Ramadan Algiers, Algeria 1 min read 238 words

Ramadan in a hospital

Fasting while caring for patients in Algiers tested everything I thought I knew about faith.

How do you fast when there isn't enough food to break your fast? That was the question I faced during my second Ramadan in Algiers.

I should tell you what Ramadan used to be. Before the diagnosis, it was a celebration. My aunt would start cooking at noon — jollof rice and suya. The whole street smelled of turmeric and chilli by Maghrib.

That Ramadan doesn't exist anymore. Now I fast while the iftar is bread and hummus. The hunger is different. In before, fasting was a choice — you knew the feast was coming. Here, the feast is whatever the canteen has.

But here's what I didn't expect: Ramadan in deployment is the most spiritual experience of my life.

When you have nothing, you have Allah.

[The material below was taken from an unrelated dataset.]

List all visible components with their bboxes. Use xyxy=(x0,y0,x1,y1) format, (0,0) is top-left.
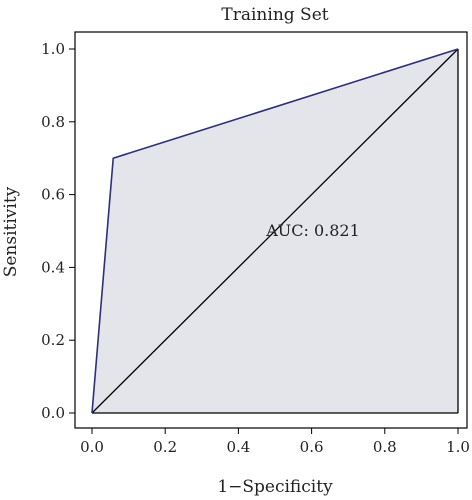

People share food they can't afford to share. Hajia Khadijah, who buried three children, leads taraweeh with a voice that makes grown men weep. Children who have seen things no child should see sit in circles memorising Quran as if the words are armour.

Maybe they are.

Last Ramadan, on the 27th night, we heard Quran from every direction. I stood there and cried. Not from sadness — from awe. These people, who had every reason to give up, were still reaching for the holiest night of the year.

Ramadan taught me that worship is not about abundance. It's about what you offer when you have almost nothing left to give.